This analysis does not denounce rape as a crime against women, nor does it question recourse to justice as a consciousness- raising tool or even as a method of struggle. A judicial tribunal can be used for consciousness-raising. But imprisonment will not reduce the number of rape cases. This is why we reject open public trials which are more of a spectacle than a debate.
The women's struggle has shown that the means are at least as important as the end. Surely it's necessary to limit certain actions when we know the limited effectiveness of these actions? Rather than passively allowing the machinery of justice to profit from raped women's great need of it by imposing prison sentences.

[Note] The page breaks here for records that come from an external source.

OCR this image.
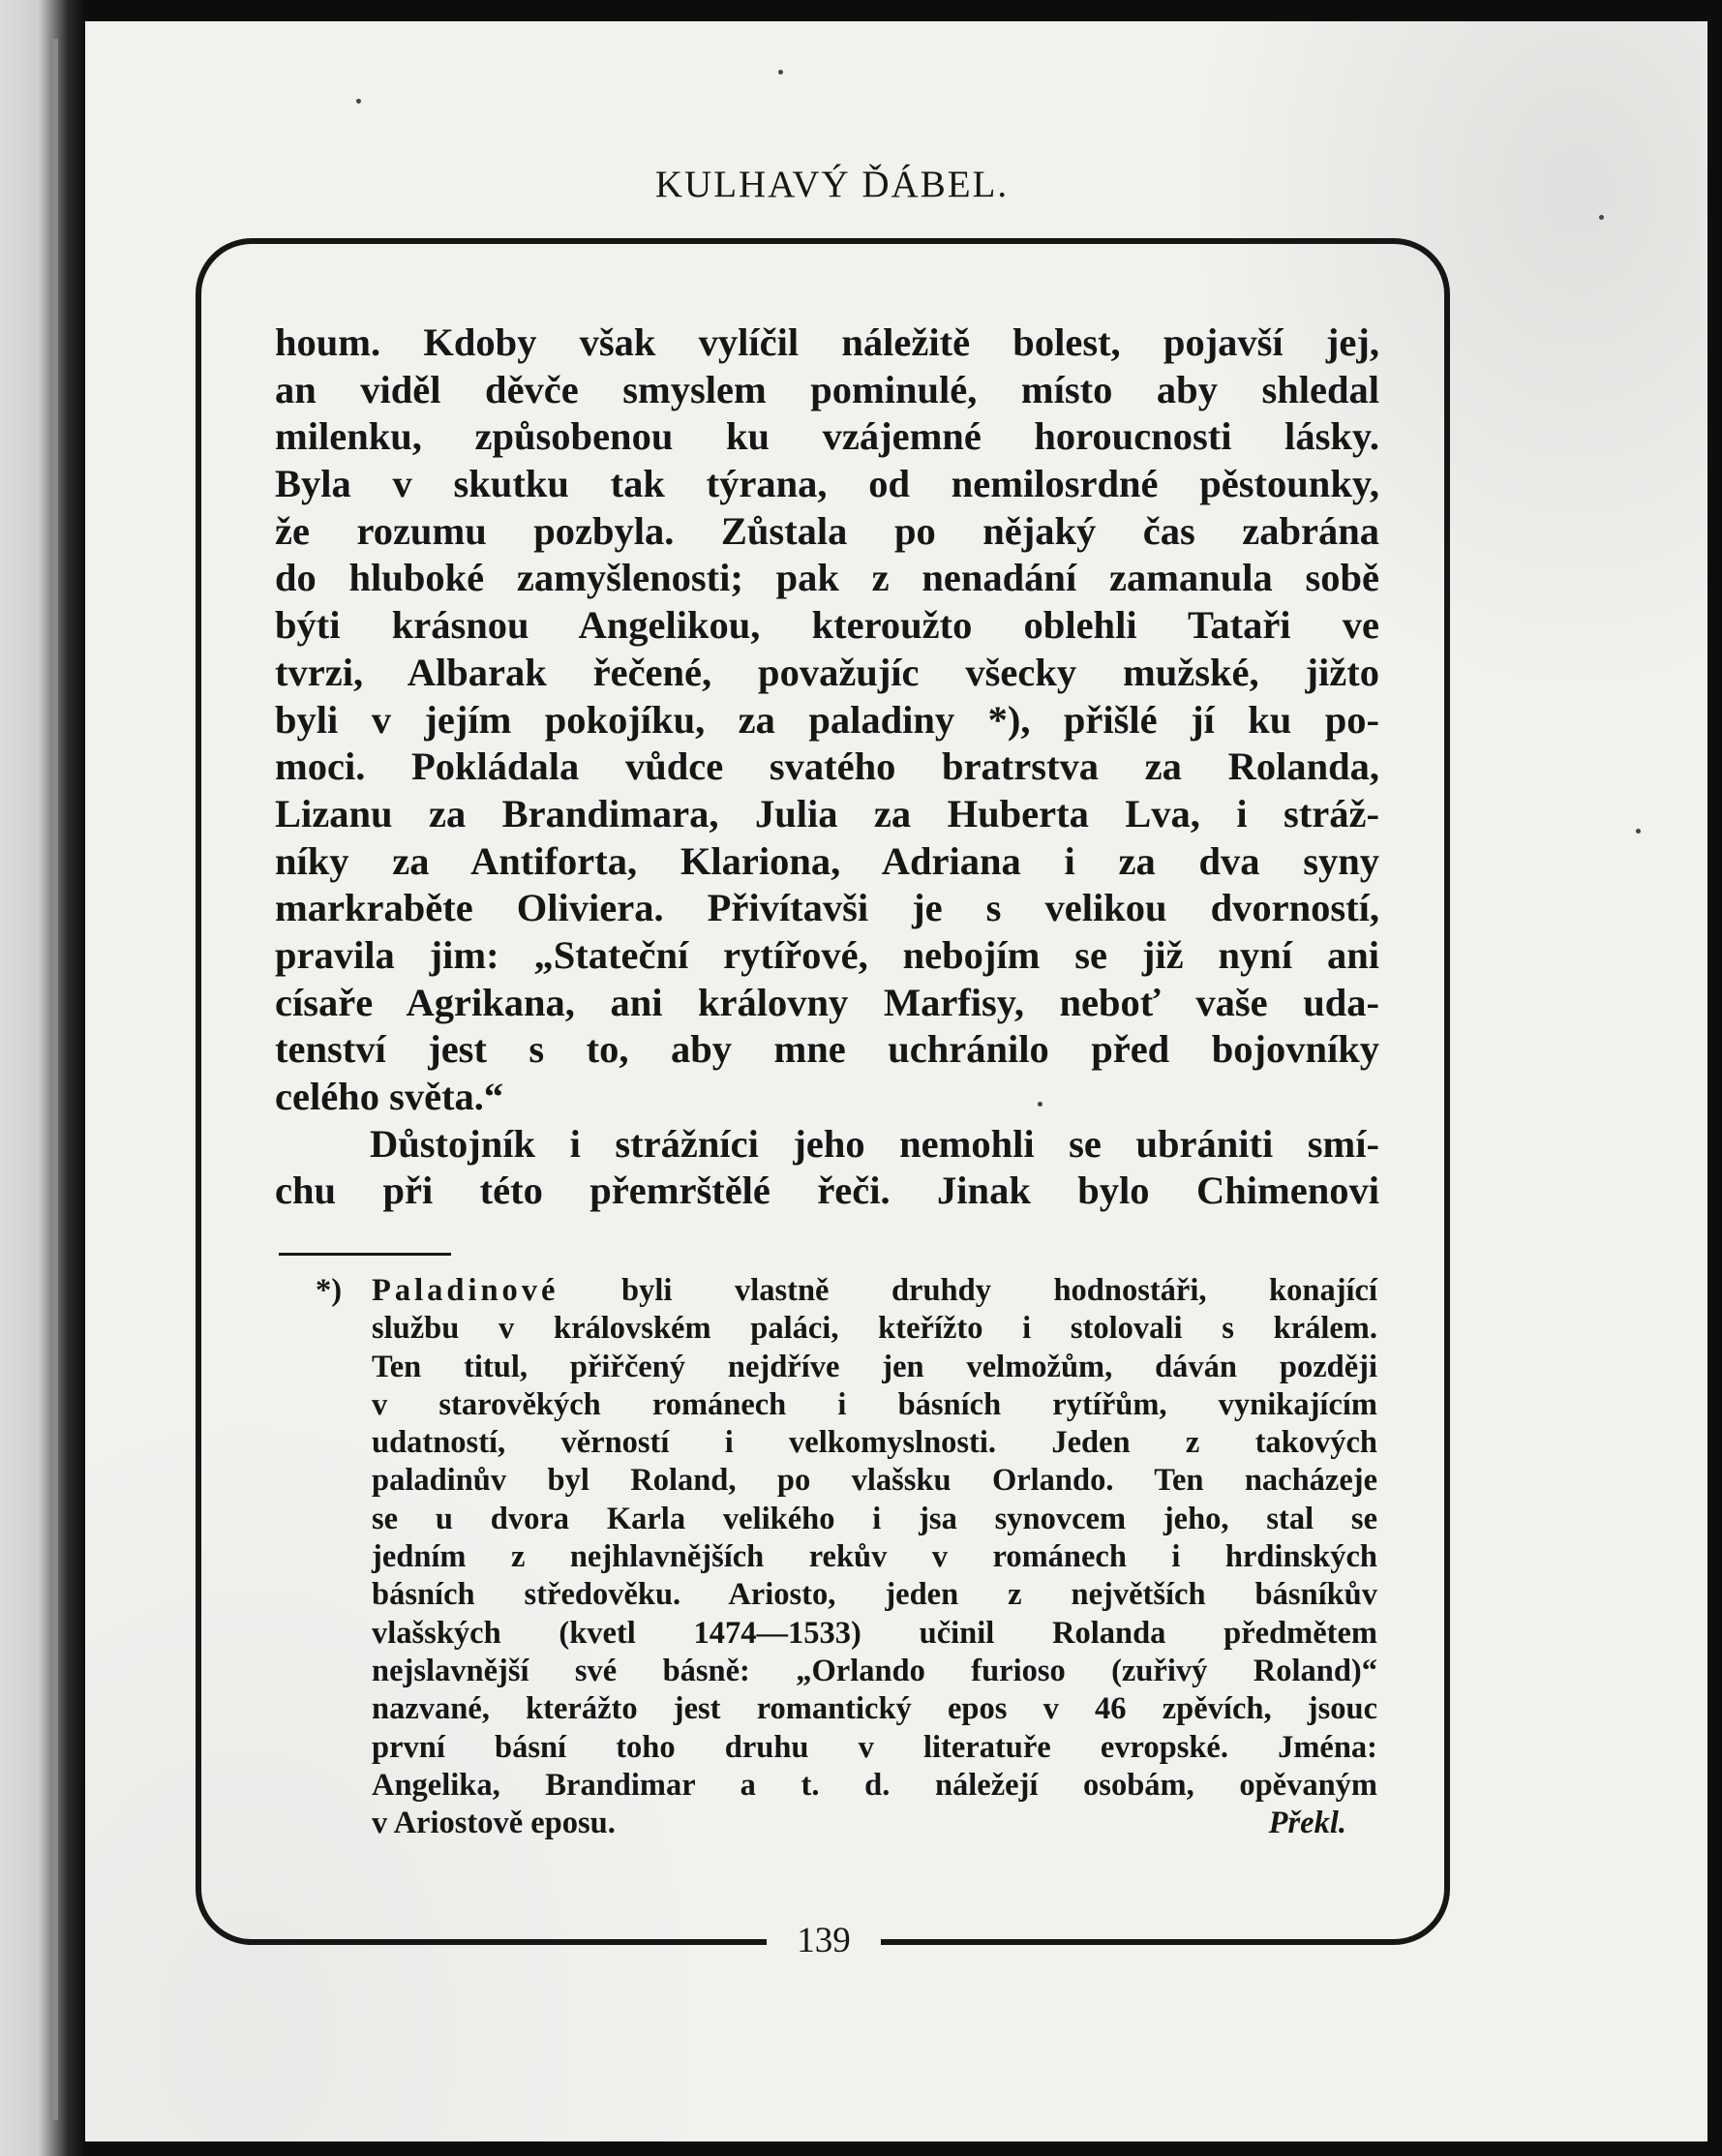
KULHAVÝ ĎÁBEL.
139
houm. Kdoby však vylíčil náležitě bolest, pojavší jej,
an viděl děvče smyslem pominulé, místo aby shledal
milenku, způsobenou ku vzájemné horoucnosti lásky.
Byla v skutku tak týrana, od nemilosrdné pěstounky,
že rozumu pozbyla. Zůstala po nějaký čas zabrána
do hluboké zamyšlenosti; pak z nenadání zamanula sobě
býti krásnou Angelikou, kteroužto oblehli Tataři ve
tvrzi, Albarak řečené, považujíc všecky mužské, jižto
byli v jejím pokojíku, za paladiny *), přišlé jí ku po-
moci. Pokládala vůdce svatého bratrstva za Rolanda,
Lizanu za Brandimara, Julia za Huberta Lva, i stráž-
níky za Antiforta, Klariona, Adriana i za dva syny
markraběte Oliviera. Přivítavši je s velikou dvorností,
pravila jim: „Stateční rytířové, nebojím se již nyní ani
císaře Agrikana, ani královny Marfisy, neboť vaše uda-
tenství jest s to, aby mne uchránilo před bojovníky
celého světa.“
Důstojník i strážníci jeho nemohli se ubrániti smí-
chu při této přemrštělé řeči. Jinak bylo Chimenovi
*) Paladinové byli vlastně druhdy hodnostáři, konající
službu v královském paláci, kteřížto i stolovali s králem.
Ten titul, přiřčený nejdříve jen velmožům, dáván později
v starověkých románech i básních rytířům, vynikajícím
udatností, věrností i velkomyslnosti. Jeden z takových
paladinův byl Roland, po vlašsku Orlando. Ten nacházeje
se u dvora Karla velikého i jsa synovcem jeho, stal se
jedním z nejhlavnějších rekův v románech i hrdinských
básních středověku. Ariosto, jeden z největších básníkův
vlašských (kvetl 1474—1533) učinil Rolanda předmětem
nejslavnější své básně: „Orlando furioso (zuřivý Roland)“
nazvané, kterážto jest romantický epos v 46 zpěvích, jsouc
první básní toho druhu v literatuře evropské. Jména:
Angelika, Brandimar a t. d. náležejí osobám, opěvaným
v Ariostově eposu.	Překl.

Thus, one of us felt compelled to impose her own limits when confronted by rapists who were migrant workers: "I know that the migrant worker is not very often a rapist, and
that it is only the judicial system which points the finger at such a person in the punishment it metes out. But as a lawyer faced with this problem, I can never forget what the system does everyday to migrant workers — blacks and arabs — in a foreign country".
If imprisonment is not a deterrent for every crime, then it never is. There are no exceptions, not even for rapists.
Women today want to throw off the restrictions which history has put on them. But even if in our "civilised" countries today when these restrictions cannot be likened to a prison, there are still many women who feel strongly that we must reject any kind of repression, especially, prison, as an exemplary punishment.
For us, adopting this legal stance in the midst of the fight against rape is very difficult. By asking for suspended sentences dependent on good behaviour (which is provided for under the penal code), we are refusing the notion that seriousness of a crime carries with it a prison sentence. In this way we want to denounce both rape as a crime, and the inadmissability of a legal system — which we did not construct — being the only body responsible for meting out prison sentences. Is this what Gisele Halimi calls an attitude of being guilty? Quite the contrary, raped women are not guilty since prison sentences are chosen only by judges.
We believe it should be possible to act within the law (since we reject private police forces, vigilantes and personal revenge) to break down the symbols of repression: imprisonment and fines. It must be possible to use the lesser of the two evils — money, even if we have to question what this means for women — to help reduce the greater evil — prison.
We must then enter into a fundamental political debate concerning the respect of all life-giving activity which includes sexuality, and the rejection of all violence including sexual violence. Our common aim as women is to take control over our own bodies so that we are no longer sex-objects and so that our sexuality can be expressed in terms of mutual exchange and not violence.
If we accept the institutional repression of this patriarchal society which itself is founded on violence, we can never question that society or its violence. Repression by imprisonment only creates fear, and adds fuel to the fire of violence. And hatred will never lead to respect for women and their sexuality. As we saw during the trial at Aix - men outside spat in our faces. The repression which has been used since the beginning of the campaign against rape, the long prison sentences, have simply led to an increasing contempt for women, their increased vulnerability and therefore an increased need to have them protected. It is important for women to have recourse to justice in order to come out of their ghetto of silence, but at the same time it is indispensable to monitor the function and role of the judicial system. If there is no analysis, no questioning, and no struggling to change such a system, it will contribute to destroying our aim which is to fundamentally question our whole society.
Why should anyone feel "furious" by the expression of different points of view? On the contrary, let's have no more monopolies on struggles, and let's have constructive criticism rather than demeaning punishments which echo the history and norms of men.
FEMINIST OFFENSIVE AGAINST RAPE IN ITALY
Feminists in Italy are preparing a new campaign against rape which includes the collection of 50,000 signatures needed to present a new law on rape. The new law would combine the existing laws on rape and lewdness into one and make any sexual assault on a woman against her will a crime, including assault by a woman's husband. The new law would provide for immediate trials open to the public (unless the victim requests otherwise) which would permit the presence of the women's movement at the trials. The law would also permit the women's movement to constitute itself plaintiff in the case. Questions about the woman's personal life and sexual behaviour would not be allowed. The law would abolish the old Italian legislation which still refers to "crimes of honor". Part of the campaign is to find means of self-financing the costs involved in collecting and authenticating the signatures. The new law has been collectively designed and discussed by the women's movement in Italy.
Although some political parties are considering introducing new legislation on rape, Italian feminists strongly feel that the discussions which will be generated all over the country during the collection of signatures is a very important aspect of bringing about change.